Risking getting myself slapped or worse, I licked my lips and said, “Kiersten, I think you’re looking at it the wrong way.” I could feel her muscles tense beneath my touch. It was as if I’d just told her I was going to hunt her and I wanted her to run, every single part of her body pulled away, getting ready to bolt.
“Hear me out,” I whispered. “They loved cave diving, right?”
“Yeah.” Her voice was small and weak but at least she was still sitting by me, not slapping or running.
“And they knew the risks involved in it?”
“Of course!”
“Close your eyes.”
“What? No.” She tried to pull away from me, but I held her firm.
“Kiersten, just close your eyes.”
She shivered and huffed, then closed her eyes.
“Listen to my voice,” I whispered against her ear. “Imagine the story differently. Your parents get off the phone with you, both irritated but not really upset. I mean, you were, what? Fifteen? All fifteen-year-old girls go through those stages.”
“How would you know?”
“I’m a fifteen-year-old girl trapped inside this body.” I chuckled against her ear. “And I know because I used to mentor at the youth center. Believe me, fifteen-year-old girls are terrifying.”
Her shoulders relaxed.
“So they get off the phone with you, shake their heads, have a good sigh, and hold hands as they walk across the beach. They put on their gear, check and double check their air and the ropes and then go into the cave. Something happens. maybe it was just the perfect storm of the elements. The cave was so beautiful that they went farther and farther in, not realizing they didn’t have enough air to get back. Or maybe they didn’t realize the ropes were no longer attached to the way out.”
Her breathing was erratic as I continued my story and rubbed her back. “Maybe they looked at their air, knew they didn’t know which way to go so just went one direction.
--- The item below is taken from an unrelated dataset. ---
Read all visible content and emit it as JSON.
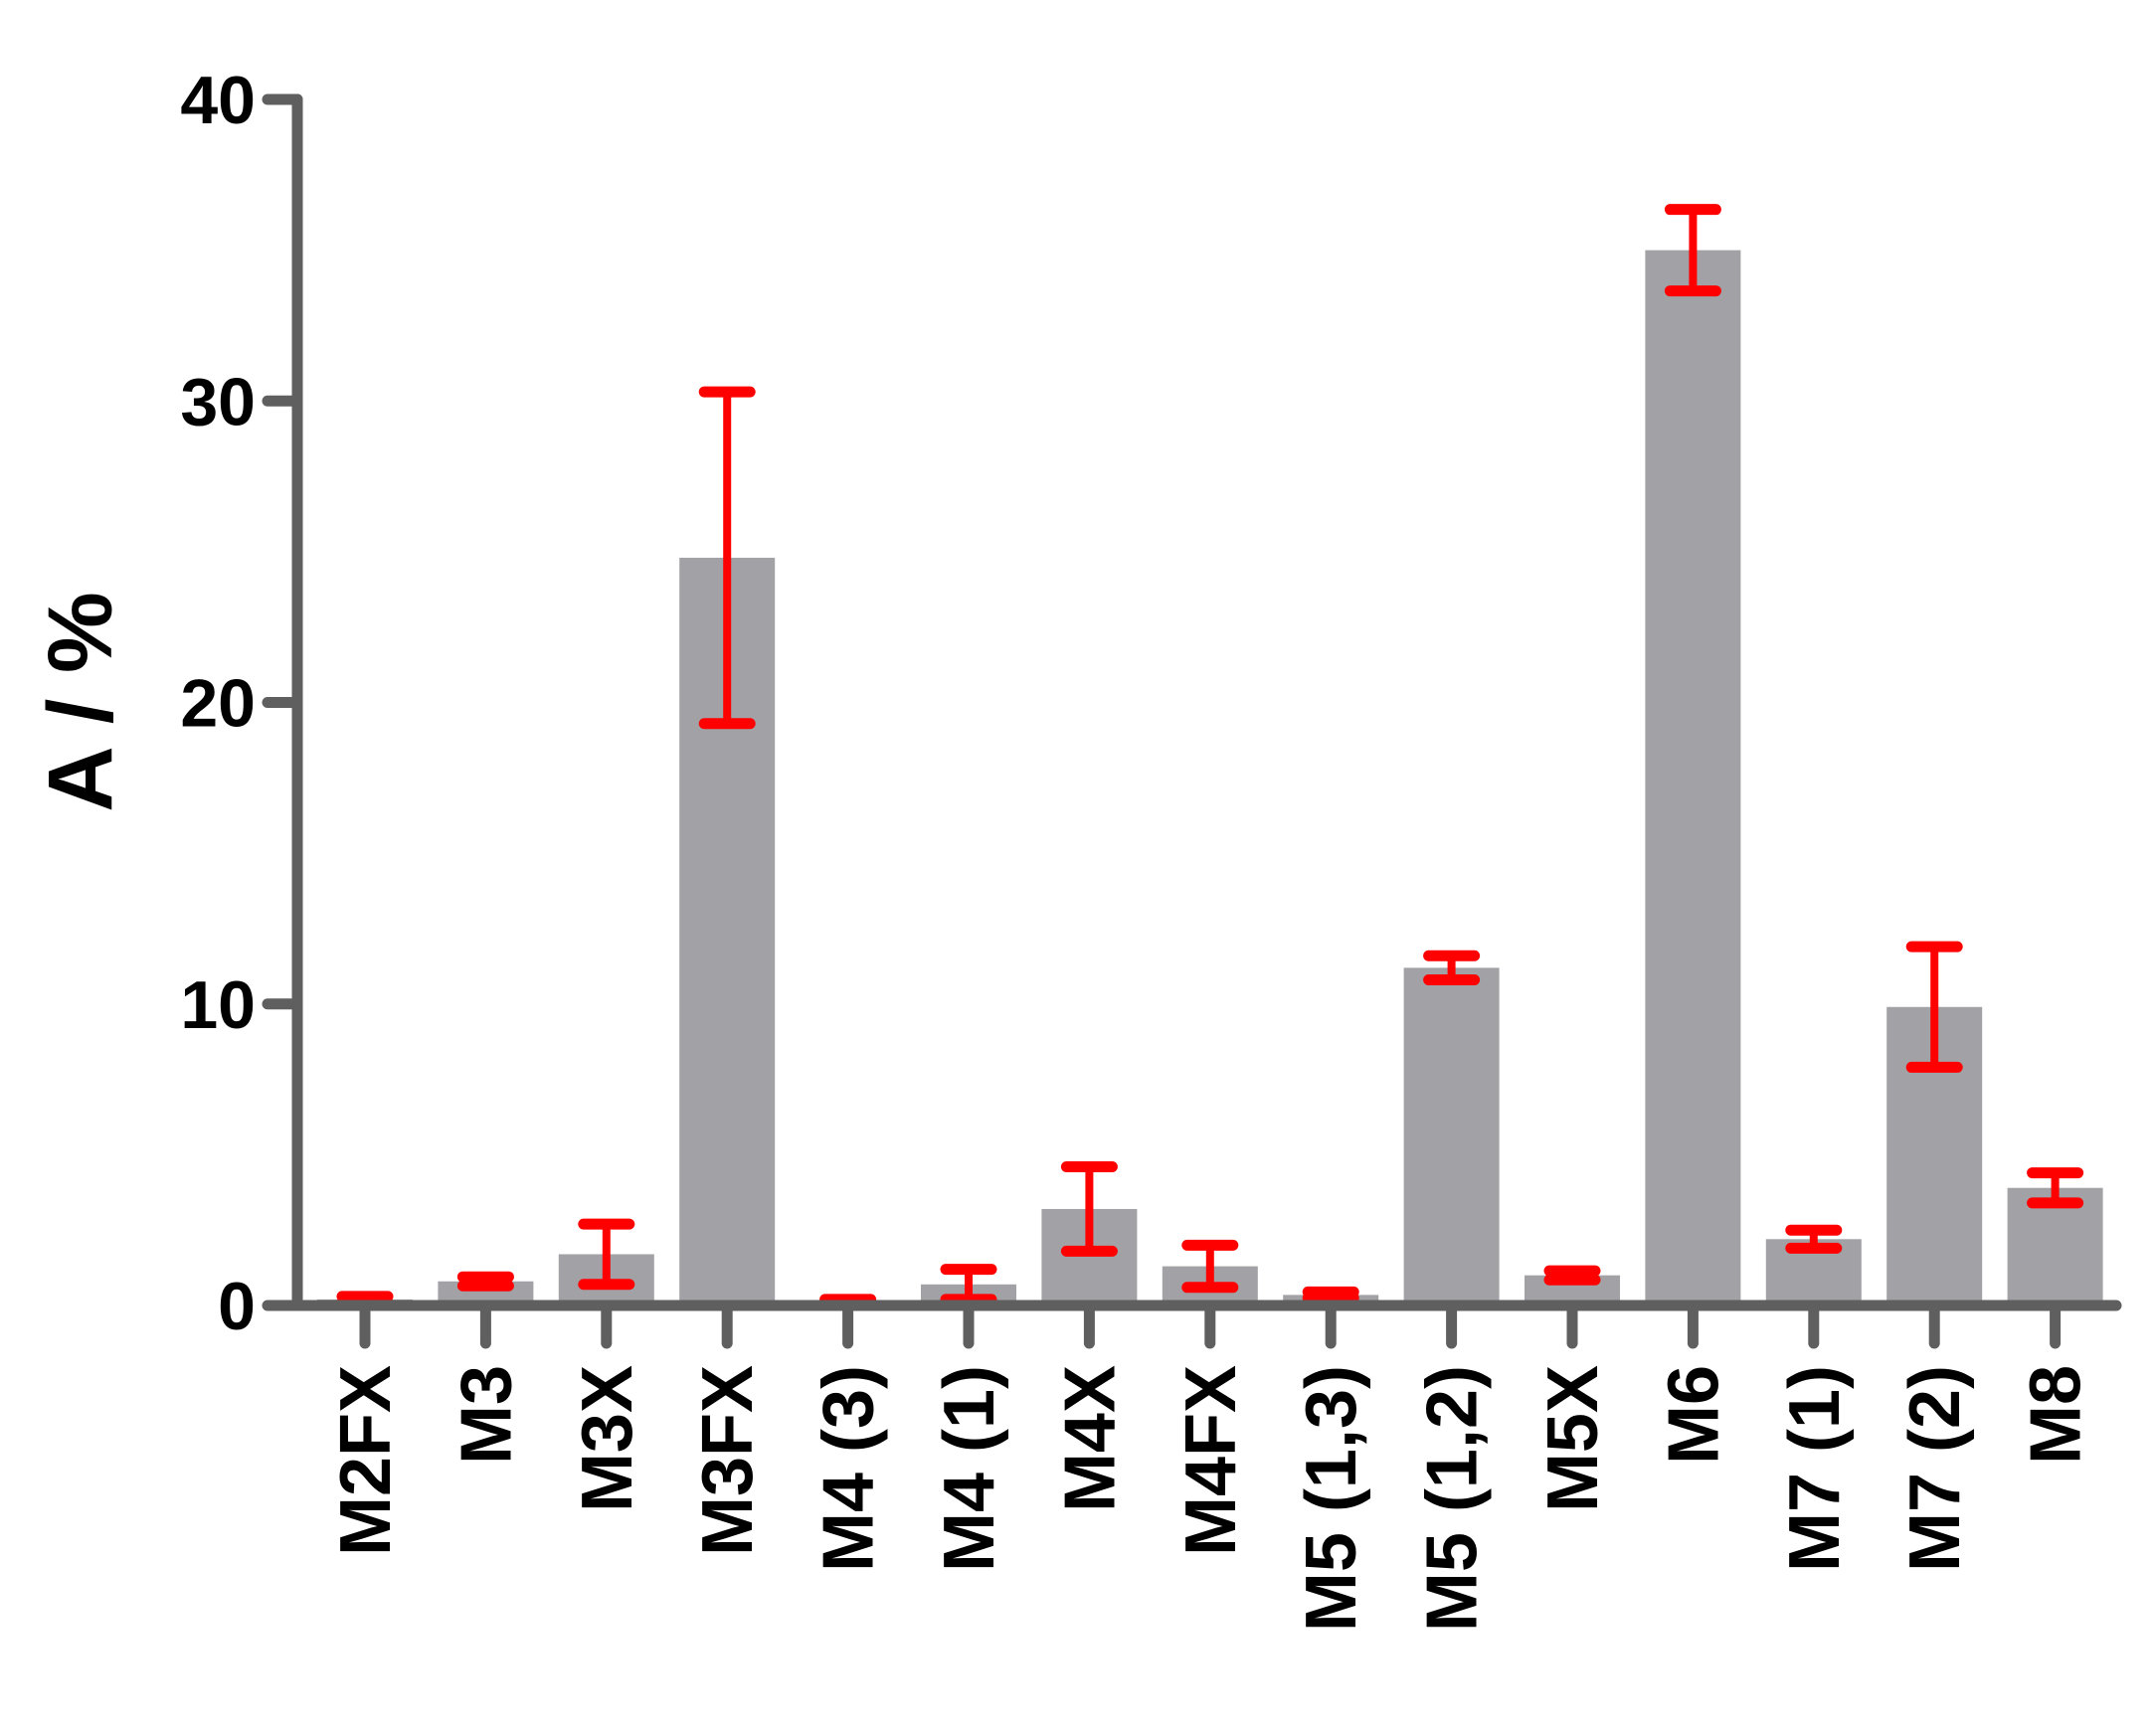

Maybe, they grabbed hands and swam into the darkness knowing full well that in a few minutes they’d probably fall asleep. But at least they’d fall asleep holding hands. At least, the last thought in their heads would be of you, of their family, and at least they were with each other. I guess I don’t look at their death the same way you do. You think of their death as torture. And I think of it as peace. Maybe that makes me crazy, but I can’t imagine your parents, seasoned divers that they were, panicking and suffering.” I shrugged. “I see them holding hands into the darkness, and I see them smiling.”
Kiersten was silent for a while.
I pulled back to look into her eyes, but she was covering her face with her hands, and when she pulled back her fingers, they were wet with tears.
I didn’t have time to prepare myself for her hug. She knocked me onto the concrete so fast all I could do was open my arms to her and hang on tight.
It was the first real hug I’d received since my brother had died. I didn’t tell her that, but in that moment, hugging her, comforting her… Death didn’t look as bad anymore. The future didn’t look as bleak. Because when she pulled back… when her eyes met mine, I saw hope.
Chapter Eighteen
So I hug complete strangers and cry in their arms? Tell me something I don’t know!
Kiersten
He probably thought I was insane, but I couldn’t pull back. Logically, my brain told me it was insane to feel so close to a guy I’d barely met. But emotionally? He’d picked up every little piece of emotional baggage I’d brought with me to college, unzipped it, and cleaned house.
Part of me was furious. But the other part of me? The one still holding onto Wes like he was my lifeline — just felt free. He did, in five minutes, what two years of therapy and endless amounts of antidepressants had failed to do. He’d helped me forgive. I knew it wasn’t that easy, it couldn’t be. Was it really just about thinking about the story differently? The odd thing was, everything he said about my parents was spot on. It was true. He made me believe the story because I knew for a fact that was how they were.